The strat­egy, she con­tended, dis­pro­por­tion­ally affects African-Americans, Lati­nos, and young peo­ple and could “skew the 2012 pres­i­den­tial elec­tion in the Repub­li­cans’ favor.”
Assis­tant Attor­ney for Civil Rights Thomas Perez said last week that Jus­tice Depart­ment lawyers are review­ing some of the recently-enacted state laws to ensure that they com­ply with the Vot­ing Rights Act and do not have “a racially dis­crim­i­na­tory pur­pose or dis­crim­i­na­tory effect.”

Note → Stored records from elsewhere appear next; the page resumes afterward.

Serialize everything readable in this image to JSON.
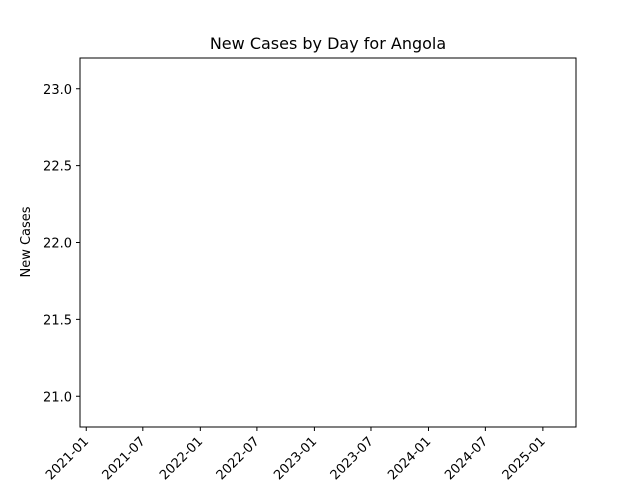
{
  "chart_data": {
    "type": "line",
    "title": "New Cases by Day for Angola",
    "xlabel": "",
    "ylabel": "New Cases",
    "x_ticks": [
      "2021-01",
      "2021-07",
      "2022-01",
      "2022-07",
      "2023-01",
      "2023-07",
      "2024-01",
      "2024-07",
      "2025-01"
    ],
    "y_ticks": [
      "21.0",
      "21.5",
      "22.0",
      "22.5",
      "23.0"
    ],
    "ylim": [
      20.8,
      23.2
    ],
    "xlim": [
      "2020-12-12",
      "2025-04-17"
    ],
    "series": [
      {
        "x": [],
        "y": []
      }
    ],
    "grid": false
  }
}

Advocates of broader voting rights are looking forward to a speech on voting next week by Attorney General Eric Holder. “We’ve been pushing him hard to do that because we think it is a national crisis,” said Laura Murphy, the director of the Washington Legislative Office of the American Civil Liberties Union. “The big question is what will the Justice Department do – and that’s why we’re so excited about the attorney general’s upcoming speech.”
Democrats confront one big obstacle: the Supreme Court, in a 6-3 decision handed down in 2008 and written by Justice John Paul Stevens, upheld Indiana’s photo identification law. “There is no question about the legitimacy or importance of the State’s interest in counting only the votes of eligible voters,” Stevens said. The decision left open the possibility that future plaintiffs could try to show that, as applied in specific cases, a voter ID law is unconstitutional.